GenImage (trained on SD v1.4, tested on 8 generators):

Method mAcc↑
C2P-CLIP 93.1
IAPL 96.7

Ablation Study

Configuration mAcc Note
Fixed parameters only (no dynamic prompt) Lower Lacks instance-level adaptation
+ Conditional Information Learner Improved Low-level cues are beneficial
+ Test-time token tuning Further improved Effective domain-shift adaptation
Full IAPL 95.61 Two pathways are complementary

Key Findings

  • T-SNE visualization shows that unseen fake features produced by IAPL are more similar to seen fake features and more clearly separated from real features, demonstrating that dynamic prompts genuinely improve generalization to new generators.
  • SOTA performance is achieved with only 1 training epoch, indicating that CLIP's pre-trained knowledge combined with a small number of flexible parameters is sufficient to capture forgery patterns.
  • Extracting conditional information from the most texture-rich patch is a highly efficient design—processing only a single 32×32 patch incurs minimal computational overhead.

Highlights & Insights

  • The "frozen backbone + dynamic prompt" design philosophy is elegant: the majority of parameters provide stable representational capacity, while a small number of parameters (only 2 prompt tokens) provide per-instance flexibility. This architectural division of responsibility is more efficient and stable than full model fine-tuning or full-parameter test-time adaptation.
  • Test-time token tuning requires only 2 optimization steps over 6 views, suggesting that the signal for domain shift is strong and that fine-tuning the decision boundary does not require extensive iteration—an important property for controlling inference latency in practical deployment.

Limitations & Future Work

  • Test-time tuning introduces additional inference latency (requiring multiple forward passes and gradient backpropagation), which may be prohibitive for real-time detection scenarios.
  • Using DCT to select a single texture-rich patch for conditional information extraction may overlook forgery cues in other image regions.
  • The current framework only addresses binary classification (real/fake) and has not been extended to generator attribution tasks.
  • vs. C2P-CLIP / FatFormer: These methods fix all parameters after training, whereas IAPL dynamically adjusts prompts at inference time, yielding a 3–4% improvement in generalization.
  • vs.
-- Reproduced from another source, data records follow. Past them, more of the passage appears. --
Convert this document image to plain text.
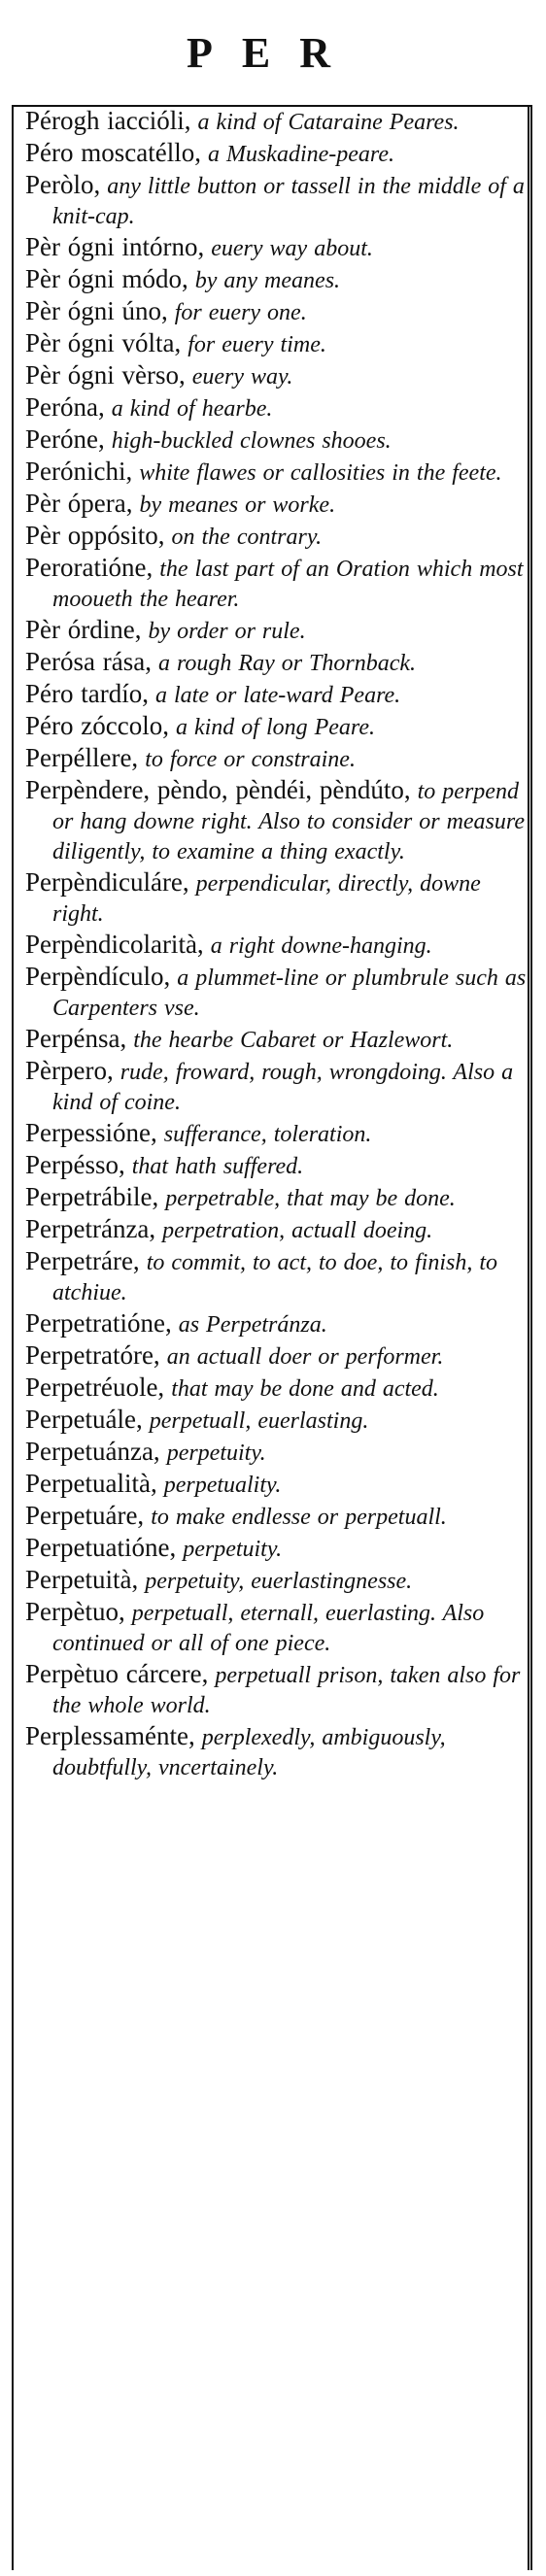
PER
Pérogh iaccióli, a kind of Cataraine Peares.
Péro moscatéllo, a Muskadine-peare.
Peròlo, any little button or tassell in the middle of a knit-cap.
Pèr ógni intórno, euery way about.
Pèr ógni módo, by any meanes.
Pèr ógni úno, for euery one.
Pèr ógni vólta, for euery time.
Pèr ógni vèrso, euery way.
Peróna, a kind of hearbe.
Peróne, high-buckled clownes shooes.
Perónichi, white flawes or callosities in the feete.
Pèr ópera, by meanes or worke.
Pèr oppósito, on the contrary.
Peroratióne, the last part of an Oration which most mooueth the hearer.
Pèr órdine, by order or rule.
Perósa rása, a rough Ray or Thornback.
Péro tardío, a late or late-ward Peare.
Péro zóccolo, a kind of long Peare.
Perpéllere, to force or constraine.
Perpèndere, pèndo, pèndéi, pèndúto, to perpend or hang downe right. Also to consider or measure diligently, to examine a thing exactly.
Perpèndiculáre, perpendicular, directly, downe right.
Perpèndicolarità, a right downe-hanging.
Perpèndículo, a plummet-line or plumbrule such as Carpenters vse.
Perpénsa, the hearbe Cabaret or Hazlewort.
Pèrpero, rude, froward, rough, wrongdoing. Also a kind of coine.
Perpessióne, sufferance, toleration.
Perpésso, that hath suffered.
Perpetrábile, perpetrable, that may be done.
Perpetránza, perpetration, actuall doeing.
Perpetráre, to commit, to act, to doe, to finish, to atchiue.
Perpetratióne, as Perpetránza.
Perpetratóre, an actuall doer or performer.
Perpetréuole, that may be done and acted.
Perpetuále, perpetuall, euerlasting.
Perpetuánza, perpetuity.
Perpetualità, perpetuality.
Perpetuáre, to make endlesse or perpetuall.
Perpetuatióne, perpetuity.
Perpetuità, perpetuity, euerlastingnesse.
Perpètuo, perpetuall, eternall, euerlasting. Also continued or all of one piece.
Perpètuo cárcere, perpetuall prison, taken also for the whole world.
Perplessaménte, perplexedly, ambiguously, doubtfully, vncertainely.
TPT (Test Prompt Tuning): IAPL extends and upgrades TPT for the forgery detection domain by incorporating the Conditional Information Learner as a supplementary channel, providing low-level forgery cues that CLIP alone cannot capture.

Rating

  • Novelty: ⭐⭐⭐⭐ The dual-pathway dynamic prompt design combining conditional information and test-time token tuning is novel.
  • Experimental Thoroughness: ⭐⭐⭐⭐ Evaluated on two standard benchmarks with comprehensive ablations and convincing T-SNE visualizations.
  • Writing Quality: ⭐⭐⭐⭐ Pipeline diagrams are clear and mathematical notation is rigorous.
  • Value: ⭐⭐⭐⭐ Highly practical given the growing importance of AI-generated content detection.